I had not asked Nello to give his reason, because I knew that he would refuse to be drawn. He was a clever old fellow, and would, in argument, get the better of me.
So, the music having ceased, I reopened the window, and in the fading light settled myself to a pleasant hour with my latest acquisition.
Further acquaintance with the splendid volume was not disappointing. It was certainly a treasure; and having glanced casually at the coloured miniatures and gilt initials, I turned to the first page of the record written upon the blank pages at the end.
The cursive writing with its long flourishing was extremely difficult to decipher, and the ink much inferior to that used by the old monk Arnoldus, for it was faded and brown, having evidently been penned by one who had no acquaintance with the Gothic or book-hand. The writing was undoubtedly that of the early sixteenth century.

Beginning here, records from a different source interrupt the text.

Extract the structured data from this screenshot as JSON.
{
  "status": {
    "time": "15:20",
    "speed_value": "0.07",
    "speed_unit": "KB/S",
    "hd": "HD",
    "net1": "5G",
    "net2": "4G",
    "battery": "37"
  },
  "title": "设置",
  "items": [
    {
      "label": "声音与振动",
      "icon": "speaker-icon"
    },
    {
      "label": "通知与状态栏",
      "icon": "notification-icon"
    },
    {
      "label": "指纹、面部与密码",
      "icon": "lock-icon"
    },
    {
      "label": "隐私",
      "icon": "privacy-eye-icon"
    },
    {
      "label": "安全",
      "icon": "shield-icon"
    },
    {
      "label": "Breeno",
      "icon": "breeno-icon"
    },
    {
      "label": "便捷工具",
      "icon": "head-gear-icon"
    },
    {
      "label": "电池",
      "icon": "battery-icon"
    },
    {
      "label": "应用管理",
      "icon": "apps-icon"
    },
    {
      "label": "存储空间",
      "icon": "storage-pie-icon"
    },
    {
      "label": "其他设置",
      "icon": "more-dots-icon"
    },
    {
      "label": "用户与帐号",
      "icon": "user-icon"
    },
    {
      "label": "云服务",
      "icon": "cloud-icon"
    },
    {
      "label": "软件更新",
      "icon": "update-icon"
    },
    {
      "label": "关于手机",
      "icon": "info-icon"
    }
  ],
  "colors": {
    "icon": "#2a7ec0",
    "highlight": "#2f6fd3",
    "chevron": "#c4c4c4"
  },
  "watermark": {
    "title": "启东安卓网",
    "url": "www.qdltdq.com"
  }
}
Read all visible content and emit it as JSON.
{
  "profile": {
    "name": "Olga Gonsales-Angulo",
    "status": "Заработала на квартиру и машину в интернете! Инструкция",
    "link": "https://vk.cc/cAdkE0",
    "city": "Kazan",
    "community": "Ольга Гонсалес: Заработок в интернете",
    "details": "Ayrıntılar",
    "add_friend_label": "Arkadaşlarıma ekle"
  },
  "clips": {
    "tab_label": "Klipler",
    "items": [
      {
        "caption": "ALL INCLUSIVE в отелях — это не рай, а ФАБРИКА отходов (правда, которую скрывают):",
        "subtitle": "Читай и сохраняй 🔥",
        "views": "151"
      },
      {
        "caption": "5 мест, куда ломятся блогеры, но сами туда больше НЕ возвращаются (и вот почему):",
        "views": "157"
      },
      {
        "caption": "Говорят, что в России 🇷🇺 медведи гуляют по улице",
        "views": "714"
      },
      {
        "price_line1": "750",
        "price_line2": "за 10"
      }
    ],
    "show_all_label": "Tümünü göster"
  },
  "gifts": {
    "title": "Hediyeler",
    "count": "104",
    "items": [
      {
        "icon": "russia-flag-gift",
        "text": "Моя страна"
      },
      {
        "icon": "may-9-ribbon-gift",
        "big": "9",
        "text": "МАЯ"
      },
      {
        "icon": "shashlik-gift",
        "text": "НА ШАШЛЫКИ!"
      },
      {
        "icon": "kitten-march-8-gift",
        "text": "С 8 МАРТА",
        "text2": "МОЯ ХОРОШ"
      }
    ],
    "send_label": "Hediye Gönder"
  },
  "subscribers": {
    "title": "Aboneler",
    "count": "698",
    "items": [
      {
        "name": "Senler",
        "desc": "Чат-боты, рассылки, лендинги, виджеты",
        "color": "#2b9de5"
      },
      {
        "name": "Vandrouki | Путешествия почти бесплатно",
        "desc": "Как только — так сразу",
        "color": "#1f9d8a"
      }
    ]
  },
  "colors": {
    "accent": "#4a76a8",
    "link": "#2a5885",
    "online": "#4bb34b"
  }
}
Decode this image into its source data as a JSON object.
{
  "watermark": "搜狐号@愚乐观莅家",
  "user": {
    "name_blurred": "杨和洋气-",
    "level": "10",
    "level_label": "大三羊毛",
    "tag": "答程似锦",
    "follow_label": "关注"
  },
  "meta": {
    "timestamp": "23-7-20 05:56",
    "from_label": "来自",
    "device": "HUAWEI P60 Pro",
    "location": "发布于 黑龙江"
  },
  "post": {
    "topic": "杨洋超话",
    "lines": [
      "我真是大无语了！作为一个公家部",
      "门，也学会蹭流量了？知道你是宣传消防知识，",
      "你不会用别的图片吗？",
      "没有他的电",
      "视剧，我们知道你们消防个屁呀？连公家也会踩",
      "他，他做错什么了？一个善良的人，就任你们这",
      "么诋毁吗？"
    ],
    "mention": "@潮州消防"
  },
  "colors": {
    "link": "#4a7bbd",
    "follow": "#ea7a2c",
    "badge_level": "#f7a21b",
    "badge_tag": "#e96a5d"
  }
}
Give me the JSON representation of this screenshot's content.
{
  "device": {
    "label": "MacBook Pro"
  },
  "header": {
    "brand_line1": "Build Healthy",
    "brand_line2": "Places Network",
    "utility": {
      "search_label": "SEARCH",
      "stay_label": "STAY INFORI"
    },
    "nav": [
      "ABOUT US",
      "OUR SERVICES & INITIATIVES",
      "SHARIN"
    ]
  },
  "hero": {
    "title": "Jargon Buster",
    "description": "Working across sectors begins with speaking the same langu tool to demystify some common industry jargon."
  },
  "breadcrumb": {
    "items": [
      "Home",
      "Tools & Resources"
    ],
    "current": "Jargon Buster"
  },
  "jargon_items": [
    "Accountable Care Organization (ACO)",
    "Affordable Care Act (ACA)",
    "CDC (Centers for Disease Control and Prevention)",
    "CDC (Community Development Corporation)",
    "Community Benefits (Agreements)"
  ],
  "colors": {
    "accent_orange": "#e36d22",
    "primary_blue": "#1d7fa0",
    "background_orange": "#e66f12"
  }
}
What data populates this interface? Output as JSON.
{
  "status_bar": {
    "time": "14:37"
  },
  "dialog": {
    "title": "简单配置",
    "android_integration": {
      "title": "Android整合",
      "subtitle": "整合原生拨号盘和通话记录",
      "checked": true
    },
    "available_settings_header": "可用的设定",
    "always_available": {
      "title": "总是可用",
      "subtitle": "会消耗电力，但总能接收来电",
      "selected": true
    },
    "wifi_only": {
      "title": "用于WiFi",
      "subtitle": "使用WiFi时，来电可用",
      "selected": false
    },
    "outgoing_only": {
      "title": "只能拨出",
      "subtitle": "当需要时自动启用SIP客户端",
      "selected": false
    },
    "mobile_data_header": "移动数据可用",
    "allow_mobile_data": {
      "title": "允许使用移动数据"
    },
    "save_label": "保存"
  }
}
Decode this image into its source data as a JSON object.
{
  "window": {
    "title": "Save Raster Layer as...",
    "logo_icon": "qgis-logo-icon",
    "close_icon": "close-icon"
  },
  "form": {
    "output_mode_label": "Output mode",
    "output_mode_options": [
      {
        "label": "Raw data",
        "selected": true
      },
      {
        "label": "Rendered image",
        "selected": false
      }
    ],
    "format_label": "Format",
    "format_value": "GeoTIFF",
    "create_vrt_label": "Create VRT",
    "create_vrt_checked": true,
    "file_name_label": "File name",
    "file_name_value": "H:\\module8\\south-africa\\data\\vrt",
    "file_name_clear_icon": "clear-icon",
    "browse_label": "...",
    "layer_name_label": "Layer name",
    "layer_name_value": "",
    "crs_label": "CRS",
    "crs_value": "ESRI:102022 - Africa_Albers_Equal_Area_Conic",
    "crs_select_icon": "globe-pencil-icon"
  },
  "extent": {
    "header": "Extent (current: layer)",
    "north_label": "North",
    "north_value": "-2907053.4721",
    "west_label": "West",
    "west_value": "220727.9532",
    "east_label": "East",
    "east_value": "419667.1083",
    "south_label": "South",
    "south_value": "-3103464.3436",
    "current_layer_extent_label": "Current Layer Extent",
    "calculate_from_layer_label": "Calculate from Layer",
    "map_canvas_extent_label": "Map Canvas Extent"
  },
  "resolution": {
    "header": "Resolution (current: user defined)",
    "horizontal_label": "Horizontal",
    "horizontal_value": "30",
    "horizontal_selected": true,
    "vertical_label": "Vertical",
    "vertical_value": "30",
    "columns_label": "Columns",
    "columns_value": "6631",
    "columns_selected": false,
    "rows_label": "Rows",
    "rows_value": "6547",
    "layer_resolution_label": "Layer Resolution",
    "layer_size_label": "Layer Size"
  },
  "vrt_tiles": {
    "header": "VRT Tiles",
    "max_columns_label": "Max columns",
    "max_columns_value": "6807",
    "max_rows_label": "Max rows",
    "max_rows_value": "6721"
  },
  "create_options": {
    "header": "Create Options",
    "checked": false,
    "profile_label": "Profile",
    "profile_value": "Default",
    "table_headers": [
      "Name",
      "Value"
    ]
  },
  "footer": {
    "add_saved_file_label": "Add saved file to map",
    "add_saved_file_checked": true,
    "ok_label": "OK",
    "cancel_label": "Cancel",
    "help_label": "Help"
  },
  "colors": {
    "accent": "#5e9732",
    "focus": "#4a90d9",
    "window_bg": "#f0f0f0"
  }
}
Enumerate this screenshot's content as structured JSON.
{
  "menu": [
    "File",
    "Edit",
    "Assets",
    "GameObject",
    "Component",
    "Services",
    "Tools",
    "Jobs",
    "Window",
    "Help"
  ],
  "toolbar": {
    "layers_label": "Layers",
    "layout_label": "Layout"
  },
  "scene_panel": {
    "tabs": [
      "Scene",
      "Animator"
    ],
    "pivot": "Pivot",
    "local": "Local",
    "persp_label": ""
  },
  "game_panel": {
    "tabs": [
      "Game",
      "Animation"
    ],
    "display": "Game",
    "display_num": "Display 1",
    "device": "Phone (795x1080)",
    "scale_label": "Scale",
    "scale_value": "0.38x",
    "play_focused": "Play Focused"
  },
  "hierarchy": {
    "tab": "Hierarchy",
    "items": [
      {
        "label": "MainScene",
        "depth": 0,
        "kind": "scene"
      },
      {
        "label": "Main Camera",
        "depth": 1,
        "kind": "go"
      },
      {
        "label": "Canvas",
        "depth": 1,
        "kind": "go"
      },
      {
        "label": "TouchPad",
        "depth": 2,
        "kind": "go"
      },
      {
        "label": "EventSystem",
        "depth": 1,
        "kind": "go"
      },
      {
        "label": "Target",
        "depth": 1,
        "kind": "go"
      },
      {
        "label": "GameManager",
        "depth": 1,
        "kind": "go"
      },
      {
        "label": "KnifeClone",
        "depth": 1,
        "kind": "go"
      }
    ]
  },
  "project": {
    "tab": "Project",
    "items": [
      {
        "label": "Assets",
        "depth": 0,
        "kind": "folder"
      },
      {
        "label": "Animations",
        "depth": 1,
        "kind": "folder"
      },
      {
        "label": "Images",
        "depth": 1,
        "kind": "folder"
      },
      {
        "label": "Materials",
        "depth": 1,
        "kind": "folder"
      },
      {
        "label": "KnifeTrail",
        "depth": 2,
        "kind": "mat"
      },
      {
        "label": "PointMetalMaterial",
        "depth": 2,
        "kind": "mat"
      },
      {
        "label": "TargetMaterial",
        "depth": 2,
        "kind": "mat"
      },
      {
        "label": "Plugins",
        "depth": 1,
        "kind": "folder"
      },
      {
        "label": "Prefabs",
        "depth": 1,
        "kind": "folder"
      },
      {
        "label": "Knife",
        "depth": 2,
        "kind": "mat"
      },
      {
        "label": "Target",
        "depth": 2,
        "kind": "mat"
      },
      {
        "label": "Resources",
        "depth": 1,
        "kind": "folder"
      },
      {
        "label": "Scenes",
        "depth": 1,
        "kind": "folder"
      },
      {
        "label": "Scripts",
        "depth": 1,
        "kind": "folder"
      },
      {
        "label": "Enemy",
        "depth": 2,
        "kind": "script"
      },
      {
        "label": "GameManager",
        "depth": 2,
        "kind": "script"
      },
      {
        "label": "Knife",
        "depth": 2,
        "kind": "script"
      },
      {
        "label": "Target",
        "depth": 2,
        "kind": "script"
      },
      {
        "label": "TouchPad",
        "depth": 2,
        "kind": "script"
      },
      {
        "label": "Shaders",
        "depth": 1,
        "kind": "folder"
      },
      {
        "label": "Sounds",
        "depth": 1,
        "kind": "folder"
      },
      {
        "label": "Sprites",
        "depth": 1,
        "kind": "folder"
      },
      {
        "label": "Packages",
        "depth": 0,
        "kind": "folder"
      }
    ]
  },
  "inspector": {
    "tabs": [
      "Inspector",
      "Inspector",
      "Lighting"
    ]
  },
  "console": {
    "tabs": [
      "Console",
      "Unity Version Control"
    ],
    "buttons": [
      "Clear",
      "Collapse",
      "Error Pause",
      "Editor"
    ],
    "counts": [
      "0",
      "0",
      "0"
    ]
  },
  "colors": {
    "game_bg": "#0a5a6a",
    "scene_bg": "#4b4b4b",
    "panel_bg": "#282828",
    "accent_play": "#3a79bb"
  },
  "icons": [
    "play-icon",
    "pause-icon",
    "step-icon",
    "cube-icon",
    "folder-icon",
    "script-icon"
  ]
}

The first line I was able to make out read as follows:
Qui scripsit scripta manus eius sit benedicta, while, as far as I could decipher it, the record ended in the following manner:
Qui me scribebat Godefridus nomen habebat
Godefridus Lupellus
de Croylandia
me scripsit anno
domini 1542 in no
no die mensis
Janua rij.
This final page was so ill-written and half-obliterated by a great yellow damp-stain that I had not before noticed it. But by it my curiosity became further aroused, for, translated into modern English, it showed that the addition had been made to the book by one Godfrey Lupellus or Lovel, of Crowland, in Lincolnshire, probably one of the monks of that once celebrated Benedictine abbey which is now but a magnificent pile of ruins familiar to many by photographs.
The discovery that it had been penned by a person living in England caused me to set to work at once to learn what was written there, so I took a sheet of plain paper, and, assisted by that valuable little work of reference, the “Dictionary of Abbreviations,” commenced to disentangle slowly the calligraphical riddle before me.
The task was extremely difficult; and, whether from the heat of the evening or owing to the fatigue I had undergone, I felt a curious, indescribable sensation slowly creeping over me.